For Christians in Turkey the warning is that the Turkish state will now officially undertake their suppression and persecution to guarantee their subordination as dhimmis subordinate to Islamic rule. No more dreams of equality, religious freedom, restitution of church properties and other chimeras floated when Erdogan first became Prime Minister in 2002. At that time, he seemed to offer a liberal democratic order of freedom and equality to all minorities in Turkey: Kurds, Alevis, Christians and others. He used this as a veil to hide his programme of ever accelerating Islamisation of Turkey as he weakened the bastions of secularism in the army, media and judicial system, while defeating his erstwhile Muslim allies of the Gulen movement to emerge as the undisputed ruler of an Islamist and neo-Ottoman Turkish state system.

We can now expect Turkey to follow the example of Pakistan in subordinating the Turkish legal system to sharia while encouraging ever more extreme versions of Sunni Islamism in Turkey and abroad, using radical militant movements as proxies in achieving its political goals while destabilising neighbouring states in Europe and the Middle East and North Africa.
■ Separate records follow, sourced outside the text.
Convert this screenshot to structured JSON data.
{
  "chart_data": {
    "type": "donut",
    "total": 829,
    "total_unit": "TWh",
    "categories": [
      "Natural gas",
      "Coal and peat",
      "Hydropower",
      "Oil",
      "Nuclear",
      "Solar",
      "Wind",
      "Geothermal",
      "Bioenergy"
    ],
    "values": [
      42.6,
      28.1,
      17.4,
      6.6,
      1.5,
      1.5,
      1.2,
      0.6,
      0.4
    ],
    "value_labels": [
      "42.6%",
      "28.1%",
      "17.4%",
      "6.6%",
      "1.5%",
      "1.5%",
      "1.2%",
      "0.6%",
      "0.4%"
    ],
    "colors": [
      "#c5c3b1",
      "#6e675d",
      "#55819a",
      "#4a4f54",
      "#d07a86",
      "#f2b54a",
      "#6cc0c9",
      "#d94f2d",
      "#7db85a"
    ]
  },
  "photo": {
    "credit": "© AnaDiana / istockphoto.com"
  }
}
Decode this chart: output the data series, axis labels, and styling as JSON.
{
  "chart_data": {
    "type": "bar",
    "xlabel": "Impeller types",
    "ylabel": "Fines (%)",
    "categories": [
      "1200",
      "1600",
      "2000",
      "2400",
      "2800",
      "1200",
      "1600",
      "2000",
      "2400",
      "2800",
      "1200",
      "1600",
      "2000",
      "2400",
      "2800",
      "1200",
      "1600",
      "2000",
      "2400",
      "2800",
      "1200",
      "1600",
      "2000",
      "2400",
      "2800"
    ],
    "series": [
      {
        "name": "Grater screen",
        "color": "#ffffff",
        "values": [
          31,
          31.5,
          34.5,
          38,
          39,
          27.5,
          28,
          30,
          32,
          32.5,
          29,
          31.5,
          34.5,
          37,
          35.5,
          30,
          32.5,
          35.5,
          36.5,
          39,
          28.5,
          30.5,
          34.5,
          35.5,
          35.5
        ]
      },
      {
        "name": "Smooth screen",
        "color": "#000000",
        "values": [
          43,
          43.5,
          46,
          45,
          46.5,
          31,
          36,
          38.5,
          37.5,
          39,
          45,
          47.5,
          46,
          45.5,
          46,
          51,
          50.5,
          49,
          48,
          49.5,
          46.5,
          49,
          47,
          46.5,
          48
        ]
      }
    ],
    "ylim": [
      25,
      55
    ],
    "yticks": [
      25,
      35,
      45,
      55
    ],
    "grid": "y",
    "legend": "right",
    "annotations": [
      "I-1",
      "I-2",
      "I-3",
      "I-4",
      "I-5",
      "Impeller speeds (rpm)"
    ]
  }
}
On the international scene these developments mean that Turkey is now an Islamist state hostile to what it sees as the Christian West (mainly Europe and the USA). Its foreign policy is reverting to the traditional expansionist Islamic-Ottoman model in which jihad was the foreign policy of the state which launched annual military expeditions against Christian Western Europe in the Balkans and Central Europe. Turkish military interventions in north Iraq, north Syria and Libya are part of this process of seeking influence in former Ottoman provinces. We can also expect ever increasing Turkish pressures on Greece and Cyprus as Turkey appropriates the right to drill for gas in their sovereign waters. Turkey will also intensify its support for Islamist movements in European states, especially for the Muslim Brotherhood affiliated movements. Turkey has also declared its growing hostility to Israel as it seeks to liberate Jerusalem and the Al-Aqsa mosque from Israeli rule, thus increasing its legitimacy in Muslim eyes and competing with Shia Iran for the mantle of leader of the Islamic world.